她落得今天這個下場,她絕對要報複許悠,她要許悠死!現在她什麽都不管了,她就要許悠死,她要親手殺了許悠,親手結束她與許悠之間的恩恩怨怨。

“鈴鈴鈴……”

康母的手機響了起來。

她連忙接聽。

“祖天,你到家了?家裏怎樣?”

康祖天暴怒地大吼着:“那個白眼狼把我的古董都偷走了,還有你和婷婷的所有珠寶都被他卷走了!”

康母的手機差點滑落在地,她只覺得頭暈目眩,完了,真的完了,康家真的完了。

天塌了,地陷了。

沒了,什麽都沒了。

“你先別讓婷婷知道,她現在太虛弱了,承受不起。”康祖天處于暴怒之中,還不忘提醒着妻子。

康母渾身打了一個激靈,趕緊走開,到病房外面。

“報警了嗎?我們以前幫婷婷存的五千萬呢,也被他拿走了嗎?”康母軟坐在病房門口的椅子上,無力地問着丈夫。

“我報了警,警方現在就在我們的家裏,那本存折被他找到了,他自知取不走,竟然把存折都燒了,那個混帳東西,太無情了!”

康祖天活了大輩子,最後竟然栽在自己曾經很欣賞的寒天明手裏。

“什麽!他……”

康母幾乎要暈倒了。

寒天明無情起來連天地都能變色。

他們康家到底招惹了一個怎樣的男人,把一個惡魔迎進家門,害慘了他們一家三口呀。

“你別太擔心,我報了警,一定能把他抓到的,到時候不僅能追回那些東西,還能讓那個畜生受到懲罰。”康祖天安撫着妻子。寒天明現在已經是在犯罪,一旦被找到,等待他的将是法律的懲罰。

康母哭着,不知道還能說什麽。

雖然父母避開她通電話,康婷婷還是能從母親的反應猜到了結果。

在怨恨寒天明的無情時,也讓她更想報複。

狠狠地一抹眼淚,康婷婷告訴自己不要哭了,哭是沒有用的,哭也不能讓一切不曾發生過。

如果時光能倒流,她再也不要認識許悠,更不要認識寒天明。

她的一生,都毀在了許悠比她優秀。

閉上了紅腫的雙眼,康婷婷默默地告訴着自己,她先休養兩天,再去伺機殺了許悠。

就算是死,她也要拉上許悠做墊背的。

康婷婷很可悲,也很可恨。

到了現在,她依舊把過錯往許悠身上推,依舊想着報複許悠,想着置許悠于死地。

有句話說“可憐之人必有可恨之處。”康婷婷現在很可憐,卻也很可恨。

553 結束了(一)

553 結束了(一)

夜深人靜。

夢中醒來摸摸身邊發覺枕邊人不在,許悠扭頭看身側,游烈真的不在。她起來正想出去就聽到陽臺上有着游烈低沉的說話聲,他似乎在和誰通着電話。

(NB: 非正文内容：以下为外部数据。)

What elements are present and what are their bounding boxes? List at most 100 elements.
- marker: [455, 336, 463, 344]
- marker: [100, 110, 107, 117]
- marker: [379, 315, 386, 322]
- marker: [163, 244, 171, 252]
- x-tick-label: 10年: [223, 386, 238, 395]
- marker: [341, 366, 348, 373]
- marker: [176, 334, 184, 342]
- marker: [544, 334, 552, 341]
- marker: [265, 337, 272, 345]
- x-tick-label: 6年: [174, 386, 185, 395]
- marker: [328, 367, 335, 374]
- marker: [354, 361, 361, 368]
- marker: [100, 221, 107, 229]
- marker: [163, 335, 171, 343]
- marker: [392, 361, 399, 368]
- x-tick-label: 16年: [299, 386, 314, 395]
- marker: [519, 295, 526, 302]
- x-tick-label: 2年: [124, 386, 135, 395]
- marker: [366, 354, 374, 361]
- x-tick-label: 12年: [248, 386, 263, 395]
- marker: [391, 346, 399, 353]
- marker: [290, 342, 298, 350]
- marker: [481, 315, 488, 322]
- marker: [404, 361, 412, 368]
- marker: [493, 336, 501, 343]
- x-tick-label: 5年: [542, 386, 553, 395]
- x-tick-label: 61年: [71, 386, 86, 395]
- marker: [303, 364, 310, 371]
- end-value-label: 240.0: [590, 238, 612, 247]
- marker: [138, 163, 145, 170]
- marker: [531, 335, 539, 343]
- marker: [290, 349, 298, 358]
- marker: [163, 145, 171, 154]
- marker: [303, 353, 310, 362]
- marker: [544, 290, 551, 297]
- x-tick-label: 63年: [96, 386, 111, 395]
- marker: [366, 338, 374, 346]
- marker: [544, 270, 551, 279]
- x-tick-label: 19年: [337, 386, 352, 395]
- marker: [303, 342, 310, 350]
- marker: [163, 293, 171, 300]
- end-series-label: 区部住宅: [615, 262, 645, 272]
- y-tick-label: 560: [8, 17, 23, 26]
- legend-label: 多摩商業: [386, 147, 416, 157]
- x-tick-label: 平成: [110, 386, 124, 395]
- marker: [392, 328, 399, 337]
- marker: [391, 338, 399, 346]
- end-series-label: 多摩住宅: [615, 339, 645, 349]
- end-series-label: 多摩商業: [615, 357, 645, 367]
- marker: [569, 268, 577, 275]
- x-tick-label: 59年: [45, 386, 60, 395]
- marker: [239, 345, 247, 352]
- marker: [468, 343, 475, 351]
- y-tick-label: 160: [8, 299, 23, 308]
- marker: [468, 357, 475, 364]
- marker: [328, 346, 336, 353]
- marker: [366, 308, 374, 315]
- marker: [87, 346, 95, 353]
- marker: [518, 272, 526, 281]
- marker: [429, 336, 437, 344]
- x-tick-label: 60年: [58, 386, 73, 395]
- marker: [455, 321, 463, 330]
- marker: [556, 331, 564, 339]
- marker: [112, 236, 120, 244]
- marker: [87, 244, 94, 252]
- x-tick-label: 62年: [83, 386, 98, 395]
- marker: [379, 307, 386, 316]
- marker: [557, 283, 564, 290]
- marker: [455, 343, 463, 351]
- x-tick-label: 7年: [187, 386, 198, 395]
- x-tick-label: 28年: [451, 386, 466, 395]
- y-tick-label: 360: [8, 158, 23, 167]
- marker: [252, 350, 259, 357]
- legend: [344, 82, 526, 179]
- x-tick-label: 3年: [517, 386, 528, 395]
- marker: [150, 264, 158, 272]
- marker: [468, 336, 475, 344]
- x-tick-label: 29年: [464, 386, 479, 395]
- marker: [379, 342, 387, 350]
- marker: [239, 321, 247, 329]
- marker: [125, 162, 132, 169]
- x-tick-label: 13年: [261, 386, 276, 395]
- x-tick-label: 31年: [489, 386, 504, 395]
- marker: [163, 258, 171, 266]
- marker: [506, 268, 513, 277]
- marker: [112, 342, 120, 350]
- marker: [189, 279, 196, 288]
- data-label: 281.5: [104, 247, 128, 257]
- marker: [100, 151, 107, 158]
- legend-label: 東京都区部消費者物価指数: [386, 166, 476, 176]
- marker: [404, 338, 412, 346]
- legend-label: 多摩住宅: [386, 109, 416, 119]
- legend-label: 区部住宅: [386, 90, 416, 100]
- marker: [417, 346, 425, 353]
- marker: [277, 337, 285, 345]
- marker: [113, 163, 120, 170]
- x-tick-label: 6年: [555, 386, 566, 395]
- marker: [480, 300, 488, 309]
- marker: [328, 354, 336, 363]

許悠輕輕地走到陽臺上,便聽清楚了游烈在說的話。只聽他在問:“她去想做什麽?出了車禍?寒天明卷了家産走人?”

誰出了車禍?

寒天明卷了家産走人?

那個男人總算露出了他的真面目,康婷婷估計會被他氣死。

不管別人如何,反正都與她無關了。

“只要她不再出現,就不管她了,你們繼續留在那個地區,大少奶奶的店年後便開張,你們暗中保護她。記住,不要讓大少奶奶知道,她不想我這樣做。”游烈低沉地叮囑着對方,許悠不想讓他派人暗中保護她,雖說是保護,給她的感覺就是監視。

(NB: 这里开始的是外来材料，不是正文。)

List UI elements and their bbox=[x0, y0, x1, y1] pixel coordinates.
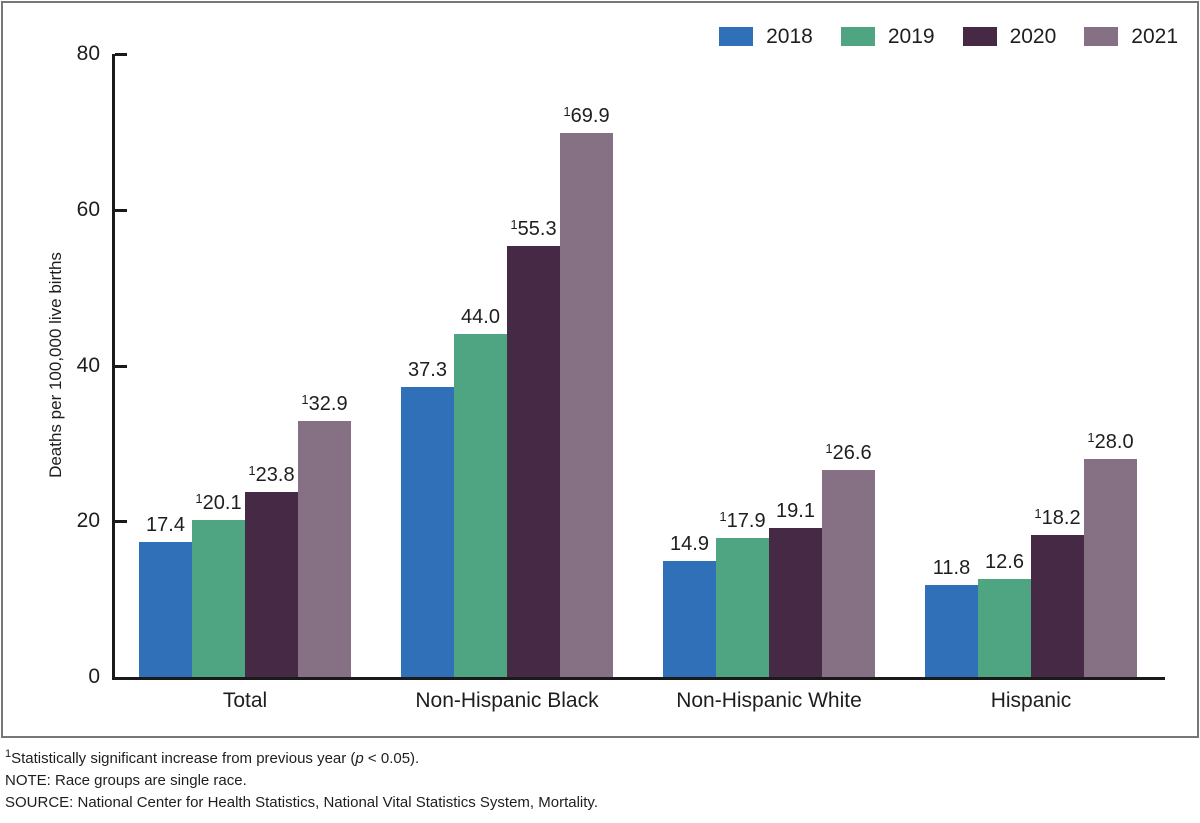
y-tick-label-40: 40 bbox=[76, 353, 100, 377]
y-tick-label-20: 20 bbox=[76, 509, 100, 533]
bar-2018-hispanic bbox=[925, 585, 978, 677]
bar-2021-non-hispanic-white bbox=[822, 469, 875, 677]
bar-2021-hispanic bbox=[1084, 458, 1137, 677]
x-category-label-total: Total bbox=[222, 689, 268, 712]
significance-marker: 1 bbox=[563, 103, 571, 119]
y-axis-line bbox=[112, 54, 115, 680]
bar-value-2018-non-hispanic-white: 14.9 bbox=[670, 532, 709, 555]
bar-value-2019-non-hispanic-white: 117.9 bbox=[719, 508, 766, 532]
bar-value-2020-hispanic: 118.2 bbox=[1034, 506, 1081, 530]
bar-2018-non-hispanic-black bbox=[401, 386, 454, 677]
bar-value-2019-total: 120.1 bbox=[195, 491, 242, 515]
significance-marker: 1 bbox=[1034, 506, 1042, 522]
legend-label-2021: 2021 bbox=[1131, 25, 1178, 48]
legend-swatch-2020 bbox=[962, 27, 997, 46]
x-category-label-non-hispanic-white: Non-Hispanic White bbox=[676, 689, 862, 712]
bar-value-2018-hispanic: 11.8 bbox=[932, 557, 971, 580]
legend: 2018 2019 2020 2021 bbox=[719, 26, 1178, 47]
bar-value-2021-non-hispanic-white: 126.6 bbox=[825, 440, 872, 464]
bar-value-2020-total: 123.8 bbox=[248, 462, 295, 486]
bar-value-2020-non-hispanic-white: 19.1 bbox=[776, 500, 815, 523]
footnote-superscript: 1 bbox=[5, 748, 12, 760]
bar-2019-total bbox=[192, 520, 245, 677]
bar-2021-total bbox=[298, 420, 351, 677]
significance-marker: 1 bbox=[1087, 429, 1095, 445]
legend-item-2018: 2018 bbox=[719, 26, 813, 47]
y-tick-label-0: 0 bbox=[88, 665, 100, 688]
significance-marker: 1 bbox=[195, 491, 203, 507]
x-axis-line bbox=[112, 677, 1165, 680]
legend-item-2021: 2021 bbox=[1084, 26, 1178, 47]
x-category-label-hispanic: Hispanic bbox=[990, 689, 1072, 712]
bar-2020-total bbox=[245, 491, 298, 677]
footnote-significance: 1Statistically significant increase from… bbox=[5, 748, 420, 767]
legend-swatch-2018 bbox=[719, 27, 754, 46]
footnote-source: SOURCE: National Center for Health Stati… bbox=[5, 794, 598, 811]
bar-2018-non-hispanic-white bbox=[663, 560, 716, 677]
plot-area: 17.4 120.1 123.8 132.9 37.3 44.0 155.3 169.9 14.… bbox=[115, 54, 1165, 677]
y-tick-label-60: 60 bbox=[76, 197, 100, 221]
bar-2020-non-hispanic-white bbox=[769, 528, 822, 677]
y-tick-60 bbox=[115, 208, 127, 212]
bar-2019-hispanic bbox=[978, 578, 1031, 677]
footnote-note: NOTE: Race groups are single race. bbox=[5, 772, 247, 789]
legend-label-2020: 2020 bbox=[1009, 25, 1057, 48]
bar-2018-total bbox=[139, 541, 192, 677]
bar-value-2021-hispanic: 128.0 bbox=[1087, 429, 1134, 453]
significance-marker: 1 bbox=[825, 440, 833, 456]
legend-item-2019: 2019 bbox=[840, 25, 935, 48]
y-tick-80 bbox=[115, 53, 127, 56]
legend-item-2020: 2020 bbox=[962, 25, 1057, 48]
bar-value-2019-non-hispanic-black: 44.0 bbox=[461, 306, 500, 329]
bar-value-2018-total: 17.4 bbox=[146, 513, 185, 536]
legend-label-2019: 2019 bbox=[887, 25, 935, 48]
legend-label-2018: 2018 bbox=[766, 25, 813, 48]
legend-swatch-2019 bbox=[840, 27, 875, 46]
y-tick-label-80: 80 bbox=[76, 42, 100, 65]
bar-2019-non-hispanic-black bbox=[454, 334, 507, 677]
significance-marker: 1 bbox=[510, 217, 518, 233]
bar-2021-non-hispanic-black bbox=[560, 132, 613, 677]
significance-marker: 1 bbox=[248, 462, 256, 478]
bar-2019-non-hispanic-white bbox=[716, 537, 769, 677]
footnotes: 1Statistically significant increase from… bbox=[5, 743, 598, 814]
bar-value-2021-non-hispanic-black: 169.9 bbox=[563, 103, 610, 127]
bar-value-2018-non-hispanic-black: 37.3 bbox=[408, 358, 447, 381]
bar-value-2020-non-hispanic-black: 155.3 bbox=[510, 217, 557, 241]
significance-marker: 1 bbox=[719, 508, 727, 524]
significance-marker: 1 bbox=[301, 391, 309, 407]
y-tick-20 bbox=[115, 520, 127, 524]
legend-swatch-2021 bbox=[1084, 27, 1119, 46]
y-tick-40 bbox=[115, 364, 127, 368]
bar-value-2019-hispanic: 12.6 bbox=[985, 550, 1024, 573]
x-category-label-non-hispanic-black: Non-Hispanic Black bbox=[415, 689, 599, 712]
x-axis-category-labels: Total Non-Hispanic Black Non-Hispanic Whit… bbox=[115, 689, 1165, 719]
bar-2020-hispanic bbox=[1031, 535, 1084, 677]
bar-2020-non-hispanic-black bbox=[507, 246, 560, 677]
bar-value-2021-total: 132.9 bbox=[301, 391, 348, 415]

結束了與保镖的通話,游烈轉身便要往房裏而回。卻看到了伫立在陽臺門口的許悠,他微怔一下,随即恢複神态走向許悠,輕聲問着:“怎麽起來了?”

許悠擡眸看着他,黑暗中,她能把他的臉看得清清楚楚的。“你一直都讓保镖暗中保護我,對吧?”

“悠悠,我只是擔心你,我不是在監視你。”

游烈低低地解釋着,就怕許悠會誤會他。

“你讓他們去盯着誰,做了什麽?”

許悠意識到這個男人在她的背後為她做了很多事,他總是這樣,默默地守候着她,幫着她。就像婚前一樣,他用他的深情默默地癡等着時機的到來。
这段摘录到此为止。